LAWS(PVC)-1925-11-40

EMPEROR Vs. SHAFI AHMED NABI AHMED

Decided On November 05, 1925
EMPEROR Appellant
V/S
SHAFI AHMED NABI AHMED Respondents

JUDGEMENT

(1.) Their lordships have repeatedly announced that in dealing with petitions for special leave to appeal against sentences pronounced in the criminal Courts of the various Dominions of the King, they will not act as a Court of Criminal Appeal, and will not, to use the words of Lord Watson in Dillet's case (1887) 18 App. Cas. 459. advise His Majesty to " review or interfere with the course of criminal proceedings, unless it is shown that, by a disregard of the forma of legal process, or by some violation of the principles of natural justice, or otherwise, substantial and grave injustice has been done.

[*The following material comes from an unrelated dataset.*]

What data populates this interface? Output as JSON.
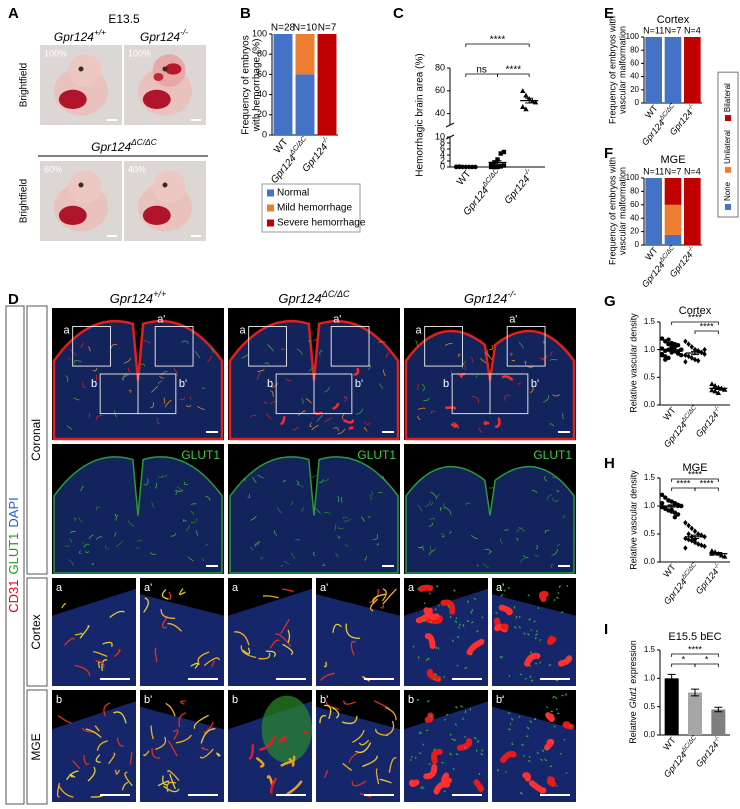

(2.) In the present case the first point urged by the petitioners is that there had been such copious and prejudicial newspaper comment on the crime committed that a fair trial by a jury was impossible in Bombay.

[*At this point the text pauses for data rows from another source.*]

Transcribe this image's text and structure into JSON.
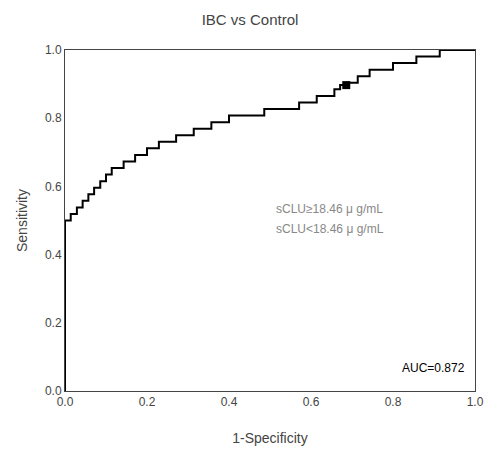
{
  "chart_data": {
    "type": "step",
    "title": "IBC vs Control",
    "xlabel": "1-Specificity",
    "ylabel": "Sensitivity",
    "annotations": [
      "sCLU≥18.46 μ g/mL",
      "sCLU<18.46 μ g/mL",
      "AUC=0.872"
    ],
    "series": [
      {
        "type": "step",
        "color": "#000000",
        "line_style": "solid",
        "x": [
          0.0,
          0.0,
          0.0,
          0.0,
          0.014,
          0.014,
          0.029,
          0.029,
          0.043,
          0.043,
          0.057,
          0.057,
          0.071,
          0.071,
          0.086,
          0.086,
          0.1,
          0.1,
          0.114,
          0.114,
          0.143,
          0.143,
          0.171,
          0.171,
          0.2,
          0.2,
          0.229,
          0.229,
          0.271,
          0.271,
          0.314,
          0.314,
          0.357,
          0.357,
          0.4,
          0.4,
          0.443,
          0.443,
          0.486,
          0.486,
          0.529,
          0.529,
          0.571,
          0.571,
          0.614,
          0.614,
          0.643,
          0.643,
          0.657,
          0.657,
          0.671,
          0.671,
          0.686,
          0.686,
          0.7,
          0.7,
          0.714,
          0.714,
          0.743,
          0.743,
          0.771,
          0.771,
          0.8,
          0.8,
          0.829,
          0.829,
          0.857,
          0.857,
          0.886,
          0.886,
          0.914,
          0.914,
          0.943,
          0.943,
          0.971,
          0.971,
          1.0,
          1.0
        ],
        "values": [
          0.0,
          0.269,
          0.308,
          0.5,
          0.5,
          0.519,
          0.519,
          0.538,
          0.538,
          0.558,
          0.558,
          0.577,
          0.577,
          0.596,
          0.596,
          0.615,
          0.615,
          0.635,
          0.635,
          0.654,
          0.654,
          0.673,
          0.673,
          0.692,
          0.692,
          0.712,
          0.712,
          0.731,
          0.731,
          0.75,
          0.75,
          0.769,
          0.769,
          0.788,
          0.788,
          0.808,
          0.808,
          0.808,
          0.808,
          0.827,
          0.827,
          0.827,
          0.827,
          0.846,
          0.846,
          0.865,
          0.865,
          0.865,
          0.865,
          0.885,
          0.885,
          0.897,
          0.897,
          0.904,
          0.904,
          0.904,
          0.904,
          0.923,
          0.923,
          0.942,
          0.942,
          0.942,
          0.942,
          0.962,
          0.962,
          0.962,
          0.962,
          0.981,
          0.981,
          0.981,
          0.981,
          1.0,
          1.0,
          1.0,
          1.0,
          1.0,
          1.0,
          1.0
        ]
      },
      {
        "type": "scatter",
        "color": "#000000",
        "marker": "square",
        "x": [
          0.686
        ],
        "values": [
          0.897
        ]
      }
    ],
    "xlim": [
      0.0,
      1.0
    ],
    "ylim": [
      0.0,
      1.0
    ],
    "xticks": [
      {
        "value": 0.0,
        "label": "0.0"
      },
      0.2,
      0.4,
      0.6,
      0.8,
      {
        "value": 1.0,
        "label": "1.0"
      }
    ],
    "yticks": [
      {
        "value": 0.0,
        "label": "0.0"
      },
      0.2,
      0.4,
      0.6,
      0.8,
      {
        "value": 1.0,
        "label": "1.0"
      }
    ],
    "grid": false
  }
}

(3.) It is in the power of the Governor-General of India, if he thinks that in the state of public feeling a fair trial could not be obtained in the place where the offence would ordinarily be tried, to order that the trial be held elsewhere. An application was made to him to so order and was refused. To ask the Board to declare that such a refusal of the Governor-General, who had all the advantages of being in the country and of judging of the real state of public feeling, amounted to a violation of the principles of natural justice is nothing less than preposterous, and their lordships cannot too strongly qualify the impropriety and uselessness of such a demand.